EPAMANDUODURUM or EPAMANTADURUM. This town is placed by the Antonine Itin. on a road from Vesontio (Besançon) to Larga (Largitzen). From Vesontio to Velatodurum the Itin. makes 22, and from Velatodurum to Epamanduodurum 12. In another place the distance is given 31, and Velatodurum is omitted. The Table makes it 13 to Loposagio, and thence 18 to Epomanduo, as it is written.

Epamanduodurum is Mandeure. A milestone that was dug up at Mandeure, with the name of Trajan upon it, bore the inscription “Vesont. M. P. XXXXIIX,” from which we must infer that the numbers in the Itins. denote Gallic leagues.

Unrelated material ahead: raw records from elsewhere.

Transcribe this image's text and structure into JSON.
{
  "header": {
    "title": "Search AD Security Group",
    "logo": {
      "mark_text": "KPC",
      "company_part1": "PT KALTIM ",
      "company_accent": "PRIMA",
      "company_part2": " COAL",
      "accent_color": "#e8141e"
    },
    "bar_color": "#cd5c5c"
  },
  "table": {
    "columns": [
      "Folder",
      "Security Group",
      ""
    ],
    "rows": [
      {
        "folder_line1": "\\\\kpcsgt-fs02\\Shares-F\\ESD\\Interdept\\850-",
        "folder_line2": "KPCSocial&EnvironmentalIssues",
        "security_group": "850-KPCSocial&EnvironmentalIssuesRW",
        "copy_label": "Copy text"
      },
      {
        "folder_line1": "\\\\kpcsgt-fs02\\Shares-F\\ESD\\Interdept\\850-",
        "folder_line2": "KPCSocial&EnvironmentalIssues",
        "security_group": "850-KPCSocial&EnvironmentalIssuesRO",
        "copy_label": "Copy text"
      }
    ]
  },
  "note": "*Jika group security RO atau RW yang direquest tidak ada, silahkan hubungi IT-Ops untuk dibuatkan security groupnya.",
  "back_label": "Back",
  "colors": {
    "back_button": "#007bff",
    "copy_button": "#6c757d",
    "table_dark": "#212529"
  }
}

Mandeure is in the arrondissement of Montbéliard, in the department of Doubs, in a pleasant valley. The Doubs flowed through the town, which was, of course, on both sides of the river; and the two parts were united by three bridges, of which the traces are said to remain, and also of the forts which protected them. The position of the place with respect to the frontier of the Rhone made it an important post. The excavations that were made at Mandeure in the sixteenth and seventeenth centuries brought to light a great number of Roman remains, consisting of medals, pottery, gold, silver, and bronze ornaments, statues, fragments of columns, cinerary urns, and various utensils. The remains of an aqueduct and lead pipes were discovered, of three temples, of baths, and of a theatre cut in the rock. The Roman road to Besançon may also be traced. It is called in the neighbourhood the Chaussée de César, which proves nothing as to its antiquity, for Caesar's name is used by tradition like that of other great conquerors. However, Caesar's march from Vesontio to fight Ariovistus was up the valley of the Doubs, and probably enough he went near Epamanduodurum. In the canton of Montbéliard there “are some vestiges of a Roman camp;” and, according to Schöpflin, an authority for the antiquities of Alsace and the neighbouring parts, it was in the plain about Montbéliard that Caesar defeated the German Ariovistus, B.C. 58; but this is impossible, if Caesar's text is rightly read. Epamanduodurum is a town unknown to history, and yet it appears to have been a considerable place. The name leads to the conclusion. that it was an old Gallic town, and on a river, as the termination of the name shows, and the position of the modern site. (Guide du Voyageur, &c. par Richard et E. Hocquart.)